Did Business Analyst & Best-Selling Author Jim Collins Get It Wrong for Publishers?

By Michael Foy, President of Publishing Search Solutions


In my last article I cited Jim Collins studies of how great companies can recognize when they’re losing their way and how to get back on track. His conclusions were published in his book ‘How the Mighty Fall; And Why Some Companies Never Give In’. In it, he revealed the tell tale stages of a decline. The subject of this post concerns the first of those five stages or Hubris. Excessive pride can be the first sign of trouble for businesses in various industries as Jim suggests but I submit that the publishing industry in recent times may be a special case.

Is it believable that publishers would experience excessive pride as their first sign of a decline? It seems that there are other more contemporary indicators that a course correction is needed. Armed with this hypothesis I sought the opinions of executives who offered some well considered observations on what they see as the early signs of a decline. Here’s some of what they said.

Publishing tends to still operate in arcane ways. It can be easy to fall into arcane, or legacy thinking, when strategizing or even pricing. One needs to guard against it constantly.

Instead of pride some cited a tendency to ignore signs of a changing environment. Publishers have been more vigilant lately on how consumers drive content delivery changes.

The Internet came up many times as another potential pitfall among executives in businesses that sell ad space. Some Publishers have created strategies to compile more content to make up for reduced advertising income.

In the education market, Common Core was cited as an obvious challenge. This program shrunk the Supplemental market and made it more competitive. To cope large publishers have re-invented themselves in some cases by selling off non performing arcane parts.

Nowadays, skill sets to get books discovered is paramount said one executive. A teamwork approach coordinates the multitude of skills necessary for success.

Digital was confirmed to be a major challenge in the non-fiction trade market. Exceptions, however, were the ‘How To’ books where consumers were less interested in going digital.

Most agree that our industry is in a correction and that we’re only now becoming ‘smart’ about publishing as a business. On occasion I’ve been happy to facilitate that progress by importing ‘smart’ candidates and placing them on a rewarding career path in publishing. The trick is to find, vet and attract those candidates from either inside or outside the industry.
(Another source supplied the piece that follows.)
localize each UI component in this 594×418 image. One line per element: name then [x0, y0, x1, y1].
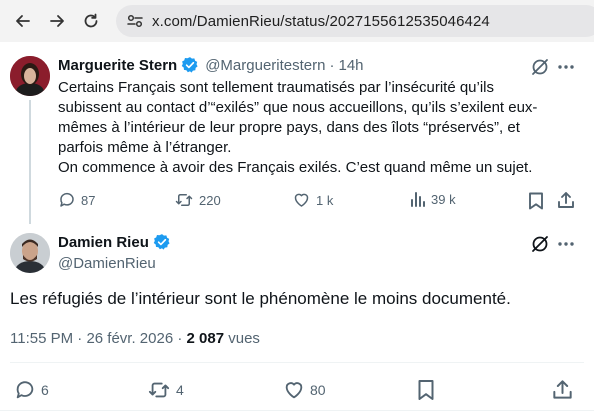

In spite of Jim Collin’s thorough work on determining the stages of a company’s decline, hubris was hardly cited at all as the reason for Publishers’ difficulties. But whether it’s pride or something else that threatens a Publisher’s success some remedial plan is needed. To execute that plan Jim Collins verifies in his studies that one must have the right people in the right seats. Then one must continue to add the right people to grow and build on that success. After all publishing hasn’t and won’t go away. There’ll always be a need for content to inform, educate or entertain.